EL sábado asistí a la entrega de premios de la decimoquinta edición del FesTVal de Vitoria-Gasteiz. Una ceremonia en la que los premiados fueron pasando por el escenario a recoger sus galardones y que se alargó más de lo estrictamente necesario. Lo hizo porque prácticamente todos los premiados dedicaron su minuto de gloria a reivindicar alguna causa, sacar a relucir alguna bandera o recordar a algún colectivo. Y cuanto más desfavorecido el colectivo, más aplausos para el premiado. Con lo sencillo que es limitarse a agradecer el premio y acordarse de familia, amigos o, en un arrebato de corporativismo, compañeros de reparto. Y, que quede claro, no tengo nada en contra de dedicar unas palabras de cariño a quien sufre o mostrar afecto a quien atraviesa una mala racha, pero hay discursos que resultarían más creíbles si se produjeran de manera natural y no como consecuencia de una competición por ver a quién le afectan más las injusticias que asolan el planeta. Y es que parece que en los tiempos que corren, si no tienes causa que reivindicar, no eres lo suficientemente buena persona.

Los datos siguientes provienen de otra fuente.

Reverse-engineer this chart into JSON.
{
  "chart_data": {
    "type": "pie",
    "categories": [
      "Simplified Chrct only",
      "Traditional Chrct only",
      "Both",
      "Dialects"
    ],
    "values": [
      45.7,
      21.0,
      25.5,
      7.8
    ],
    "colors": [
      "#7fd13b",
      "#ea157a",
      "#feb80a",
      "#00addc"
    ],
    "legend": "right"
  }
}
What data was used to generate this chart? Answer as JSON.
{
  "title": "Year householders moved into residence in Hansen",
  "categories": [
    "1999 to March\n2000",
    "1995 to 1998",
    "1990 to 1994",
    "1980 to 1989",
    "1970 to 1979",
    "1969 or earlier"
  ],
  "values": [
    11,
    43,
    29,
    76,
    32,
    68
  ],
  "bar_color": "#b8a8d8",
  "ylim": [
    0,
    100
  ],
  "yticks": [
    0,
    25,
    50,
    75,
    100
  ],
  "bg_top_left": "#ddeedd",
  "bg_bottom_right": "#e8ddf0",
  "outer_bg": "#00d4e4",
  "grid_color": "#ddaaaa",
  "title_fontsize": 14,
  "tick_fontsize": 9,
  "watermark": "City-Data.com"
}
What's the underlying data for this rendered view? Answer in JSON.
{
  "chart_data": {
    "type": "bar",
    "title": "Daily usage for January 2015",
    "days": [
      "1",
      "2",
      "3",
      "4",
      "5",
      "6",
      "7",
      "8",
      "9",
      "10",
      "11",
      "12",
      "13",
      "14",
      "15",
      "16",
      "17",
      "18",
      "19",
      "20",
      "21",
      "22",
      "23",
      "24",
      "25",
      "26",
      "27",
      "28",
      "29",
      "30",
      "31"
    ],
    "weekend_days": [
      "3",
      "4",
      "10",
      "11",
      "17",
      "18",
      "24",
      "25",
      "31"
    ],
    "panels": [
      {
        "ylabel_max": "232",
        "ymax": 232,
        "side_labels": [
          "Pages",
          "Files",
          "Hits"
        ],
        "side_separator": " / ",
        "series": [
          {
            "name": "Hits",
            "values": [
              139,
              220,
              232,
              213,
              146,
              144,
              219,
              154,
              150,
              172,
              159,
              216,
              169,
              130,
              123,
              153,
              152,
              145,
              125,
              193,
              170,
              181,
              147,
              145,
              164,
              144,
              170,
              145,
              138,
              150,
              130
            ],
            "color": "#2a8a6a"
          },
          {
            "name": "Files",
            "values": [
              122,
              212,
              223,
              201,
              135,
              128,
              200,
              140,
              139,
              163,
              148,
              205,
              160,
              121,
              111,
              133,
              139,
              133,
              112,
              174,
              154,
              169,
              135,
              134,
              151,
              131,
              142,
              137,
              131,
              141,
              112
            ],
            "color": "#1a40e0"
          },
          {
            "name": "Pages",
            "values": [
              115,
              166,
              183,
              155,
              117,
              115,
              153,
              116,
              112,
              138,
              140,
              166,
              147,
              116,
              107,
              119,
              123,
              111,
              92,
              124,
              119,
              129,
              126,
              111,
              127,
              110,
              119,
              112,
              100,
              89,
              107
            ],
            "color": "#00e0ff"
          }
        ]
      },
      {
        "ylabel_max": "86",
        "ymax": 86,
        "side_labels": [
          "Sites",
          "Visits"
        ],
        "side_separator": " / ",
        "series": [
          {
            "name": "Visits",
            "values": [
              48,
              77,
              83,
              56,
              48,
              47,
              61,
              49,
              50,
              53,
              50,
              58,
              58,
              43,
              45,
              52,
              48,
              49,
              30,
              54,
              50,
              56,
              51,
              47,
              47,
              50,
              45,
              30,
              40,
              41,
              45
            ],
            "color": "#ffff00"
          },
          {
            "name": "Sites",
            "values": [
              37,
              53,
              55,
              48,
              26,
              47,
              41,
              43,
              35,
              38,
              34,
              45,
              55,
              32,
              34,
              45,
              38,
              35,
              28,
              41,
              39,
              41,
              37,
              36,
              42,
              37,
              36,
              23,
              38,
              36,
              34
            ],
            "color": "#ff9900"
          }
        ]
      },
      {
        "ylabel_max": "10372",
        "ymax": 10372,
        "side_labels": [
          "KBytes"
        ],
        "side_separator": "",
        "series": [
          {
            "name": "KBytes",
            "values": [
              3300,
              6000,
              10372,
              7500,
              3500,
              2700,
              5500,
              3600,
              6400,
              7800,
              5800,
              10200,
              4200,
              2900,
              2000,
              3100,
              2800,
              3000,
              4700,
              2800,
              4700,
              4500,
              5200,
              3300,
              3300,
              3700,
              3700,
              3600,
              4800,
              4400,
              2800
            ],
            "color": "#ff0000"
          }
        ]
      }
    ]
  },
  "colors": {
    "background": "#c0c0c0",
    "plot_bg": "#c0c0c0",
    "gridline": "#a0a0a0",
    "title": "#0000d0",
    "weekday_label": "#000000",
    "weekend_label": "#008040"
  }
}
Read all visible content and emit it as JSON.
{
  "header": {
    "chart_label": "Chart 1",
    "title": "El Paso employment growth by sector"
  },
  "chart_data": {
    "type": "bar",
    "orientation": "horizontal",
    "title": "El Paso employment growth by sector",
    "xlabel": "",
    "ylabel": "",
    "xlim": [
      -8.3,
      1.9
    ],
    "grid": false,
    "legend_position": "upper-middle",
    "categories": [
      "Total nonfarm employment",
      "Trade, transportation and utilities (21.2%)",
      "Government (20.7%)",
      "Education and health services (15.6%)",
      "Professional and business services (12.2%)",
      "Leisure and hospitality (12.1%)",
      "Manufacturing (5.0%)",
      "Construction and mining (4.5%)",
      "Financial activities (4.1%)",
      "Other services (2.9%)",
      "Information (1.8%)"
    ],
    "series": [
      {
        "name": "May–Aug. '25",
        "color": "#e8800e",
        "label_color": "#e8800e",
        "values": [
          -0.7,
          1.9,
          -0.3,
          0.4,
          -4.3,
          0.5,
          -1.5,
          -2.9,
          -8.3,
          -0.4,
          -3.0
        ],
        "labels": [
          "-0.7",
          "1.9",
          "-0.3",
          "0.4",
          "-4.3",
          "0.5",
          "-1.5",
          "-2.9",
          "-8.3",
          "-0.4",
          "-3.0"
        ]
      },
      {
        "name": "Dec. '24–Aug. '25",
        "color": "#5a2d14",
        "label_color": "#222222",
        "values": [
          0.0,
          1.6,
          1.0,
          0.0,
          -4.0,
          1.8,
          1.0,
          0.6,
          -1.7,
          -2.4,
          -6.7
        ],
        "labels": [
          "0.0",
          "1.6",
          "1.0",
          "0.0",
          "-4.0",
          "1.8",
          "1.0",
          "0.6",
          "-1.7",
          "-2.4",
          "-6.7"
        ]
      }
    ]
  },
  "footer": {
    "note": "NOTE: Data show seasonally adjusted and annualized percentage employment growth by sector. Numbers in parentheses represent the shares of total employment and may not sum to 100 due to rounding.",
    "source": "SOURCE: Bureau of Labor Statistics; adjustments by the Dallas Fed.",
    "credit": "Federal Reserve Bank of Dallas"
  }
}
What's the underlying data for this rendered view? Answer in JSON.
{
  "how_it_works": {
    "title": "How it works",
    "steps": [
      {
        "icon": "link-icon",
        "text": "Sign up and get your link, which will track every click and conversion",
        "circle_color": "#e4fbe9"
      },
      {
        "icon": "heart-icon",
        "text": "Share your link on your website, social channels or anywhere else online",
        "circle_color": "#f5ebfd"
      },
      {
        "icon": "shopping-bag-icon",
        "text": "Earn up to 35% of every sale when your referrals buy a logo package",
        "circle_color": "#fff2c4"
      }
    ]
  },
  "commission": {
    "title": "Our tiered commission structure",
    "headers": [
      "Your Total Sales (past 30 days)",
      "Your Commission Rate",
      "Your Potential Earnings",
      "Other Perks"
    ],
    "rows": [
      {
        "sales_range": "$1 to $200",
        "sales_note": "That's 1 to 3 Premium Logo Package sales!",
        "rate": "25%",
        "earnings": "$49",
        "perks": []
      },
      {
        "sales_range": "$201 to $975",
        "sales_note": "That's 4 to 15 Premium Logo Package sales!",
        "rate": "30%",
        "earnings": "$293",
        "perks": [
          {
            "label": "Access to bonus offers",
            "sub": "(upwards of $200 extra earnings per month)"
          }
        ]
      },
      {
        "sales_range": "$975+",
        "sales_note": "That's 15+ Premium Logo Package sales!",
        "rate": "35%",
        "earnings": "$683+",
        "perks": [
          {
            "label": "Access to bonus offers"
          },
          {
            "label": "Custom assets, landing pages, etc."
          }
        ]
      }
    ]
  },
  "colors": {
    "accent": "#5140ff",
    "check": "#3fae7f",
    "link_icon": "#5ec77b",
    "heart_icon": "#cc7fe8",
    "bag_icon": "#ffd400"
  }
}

Y esto ocurre con los actores o actrices cuando recogen los premios, pero también con los directores y guionistas de las películas que estos protagonizan. Porque hoy en día es prácticamente imposible encontrar una producción audiovisual en la que no se cuele, a veces de manera algo forzada, un mensaje político o, como se dice ahora, social. Y, a menudo, el precio a pagar por ello es que el entretenimiento deja de ser entretenido. Pero esto resume muy bien el clima en el que vivimos, donde todo lo que hacemos tiene que ser trascendente y en el que la banalidad es casi un sacrilegio. Una sociedad en la que, al menos de boquilla, el disfrute, sobre todo si es ajeno, está mal visto. Alguno pensará que es que ahora somos mejores personas. Ojalá, yo, de momento, lo único que veo es que nos hemos vuelto más intensitos.